The British, the French and the Dutch are old sparring partners who know each other's little ways. So the capacity for misunderstanding is amplified when nationalities that are less familiar with each other come into contact. Often the problems are less to do with the meaning of words than with their unexpected impact on an audience. Take the European summit last December, when it fell to Silvio Berlusconi, the Italian prime minister, to try to wrap up sensitive negotiations over a proposed constitution for the European Union.

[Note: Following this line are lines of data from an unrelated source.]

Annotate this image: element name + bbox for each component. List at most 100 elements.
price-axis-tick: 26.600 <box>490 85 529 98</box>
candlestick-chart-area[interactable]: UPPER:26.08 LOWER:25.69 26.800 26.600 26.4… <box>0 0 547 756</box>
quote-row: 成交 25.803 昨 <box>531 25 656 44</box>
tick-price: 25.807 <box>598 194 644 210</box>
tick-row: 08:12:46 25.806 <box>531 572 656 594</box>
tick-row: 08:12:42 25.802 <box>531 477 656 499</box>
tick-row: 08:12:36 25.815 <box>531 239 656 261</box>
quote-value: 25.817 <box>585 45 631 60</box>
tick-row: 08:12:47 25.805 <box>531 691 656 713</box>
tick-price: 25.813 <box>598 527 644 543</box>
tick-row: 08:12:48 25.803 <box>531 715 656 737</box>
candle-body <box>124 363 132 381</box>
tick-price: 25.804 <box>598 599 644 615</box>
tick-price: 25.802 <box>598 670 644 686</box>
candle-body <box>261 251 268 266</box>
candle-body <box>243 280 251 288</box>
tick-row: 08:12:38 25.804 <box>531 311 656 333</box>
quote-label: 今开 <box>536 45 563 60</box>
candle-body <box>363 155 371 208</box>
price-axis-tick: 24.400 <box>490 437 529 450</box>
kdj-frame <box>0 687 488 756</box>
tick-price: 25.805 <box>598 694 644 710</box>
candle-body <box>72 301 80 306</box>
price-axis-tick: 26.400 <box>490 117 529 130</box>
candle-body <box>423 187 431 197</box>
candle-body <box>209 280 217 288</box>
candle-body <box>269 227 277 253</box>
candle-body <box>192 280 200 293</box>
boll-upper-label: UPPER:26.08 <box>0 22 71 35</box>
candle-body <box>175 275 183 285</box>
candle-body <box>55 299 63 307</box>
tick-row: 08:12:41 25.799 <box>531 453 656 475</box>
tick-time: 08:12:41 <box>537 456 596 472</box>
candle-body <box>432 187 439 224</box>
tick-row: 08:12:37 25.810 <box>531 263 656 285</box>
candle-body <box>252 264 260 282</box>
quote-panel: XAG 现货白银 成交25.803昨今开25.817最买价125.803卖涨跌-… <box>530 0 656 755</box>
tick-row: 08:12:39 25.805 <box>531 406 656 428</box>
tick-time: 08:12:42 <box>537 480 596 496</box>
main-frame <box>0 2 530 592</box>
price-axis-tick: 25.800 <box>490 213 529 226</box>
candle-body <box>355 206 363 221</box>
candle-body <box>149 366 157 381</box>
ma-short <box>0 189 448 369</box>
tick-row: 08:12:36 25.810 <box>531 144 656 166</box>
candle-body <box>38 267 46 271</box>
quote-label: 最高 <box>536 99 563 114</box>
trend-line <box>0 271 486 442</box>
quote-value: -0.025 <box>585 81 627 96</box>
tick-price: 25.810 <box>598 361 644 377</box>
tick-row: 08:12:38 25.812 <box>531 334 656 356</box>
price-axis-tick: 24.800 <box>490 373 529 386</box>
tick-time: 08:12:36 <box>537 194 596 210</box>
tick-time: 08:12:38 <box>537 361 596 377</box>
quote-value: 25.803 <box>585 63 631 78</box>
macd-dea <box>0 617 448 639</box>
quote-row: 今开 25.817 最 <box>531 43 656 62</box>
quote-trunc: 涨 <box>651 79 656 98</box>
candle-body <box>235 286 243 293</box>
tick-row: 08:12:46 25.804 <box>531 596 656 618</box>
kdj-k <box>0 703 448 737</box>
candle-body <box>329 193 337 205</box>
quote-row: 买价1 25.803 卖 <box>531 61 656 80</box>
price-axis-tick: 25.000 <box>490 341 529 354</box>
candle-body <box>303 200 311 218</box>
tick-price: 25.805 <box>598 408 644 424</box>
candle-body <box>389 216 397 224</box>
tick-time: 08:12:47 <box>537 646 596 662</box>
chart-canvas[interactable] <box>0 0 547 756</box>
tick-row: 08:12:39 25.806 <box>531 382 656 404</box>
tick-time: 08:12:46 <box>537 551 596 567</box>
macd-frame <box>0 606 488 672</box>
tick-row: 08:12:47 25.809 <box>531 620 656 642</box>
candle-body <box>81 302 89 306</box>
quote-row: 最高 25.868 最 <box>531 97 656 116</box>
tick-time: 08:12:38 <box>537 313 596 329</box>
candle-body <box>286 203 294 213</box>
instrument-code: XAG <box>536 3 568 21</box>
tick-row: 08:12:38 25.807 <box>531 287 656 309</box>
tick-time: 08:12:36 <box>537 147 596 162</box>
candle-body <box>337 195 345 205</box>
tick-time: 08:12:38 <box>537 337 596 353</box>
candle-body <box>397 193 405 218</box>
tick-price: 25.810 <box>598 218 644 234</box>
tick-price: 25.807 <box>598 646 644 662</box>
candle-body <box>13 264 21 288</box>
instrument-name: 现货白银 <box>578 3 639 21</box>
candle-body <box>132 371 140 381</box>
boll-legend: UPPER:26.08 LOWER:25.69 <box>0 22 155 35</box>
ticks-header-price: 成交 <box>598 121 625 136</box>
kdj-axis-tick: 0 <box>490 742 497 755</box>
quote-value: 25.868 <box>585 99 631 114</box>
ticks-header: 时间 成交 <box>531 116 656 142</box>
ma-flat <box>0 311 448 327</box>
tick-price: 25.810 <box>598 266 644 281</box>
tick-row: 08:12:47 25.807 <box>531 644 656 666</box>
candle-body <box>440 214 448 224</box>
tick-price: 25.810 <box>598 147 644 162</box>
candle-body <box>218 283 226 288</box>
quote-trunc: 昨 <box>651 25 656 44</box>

When EU leaders filed into lunch, they were braced for tough negotiation; so they were startled when Mr Berlusconi suggested that they discuss "football and women" - and that Gerhard Schröder, the German chancellor, should lead the discussion, as he has been married four times. Some European diplomats concluded that Mr Berlusconi must have been deliberately baiting Mr Schröder. But when the Italian leader was questioned about his chairmanship at a press conference, he grew hot under the collar, pointing out that he would hardly have become a billionaire unless he were fully capable of chairing a meeting. And indeed his defenders say that in Italian business circles it can be perfectly normal to set a jocular and relaxed tone before a difficult meeting, by discussing last night's football, or even teasing your colleagues about their love lives.
These sorts of misunderstandings are unlikely to be erased even if all Europe's political leaders and bureaucrats were both willing and able to speak English. But ever-inventive Brussels is coming up with a solution of sorts through the emergence of "Euro-speak" - a form of dead, bureaucratic English. The joy of phrases like "qualified majority voting", "the community method" and "the commission's sole right of initiative" is that they are completely meaningless to all ordinary Europeans - whether in translation or in the original. But, crucially, they are crystal-clear to insiders.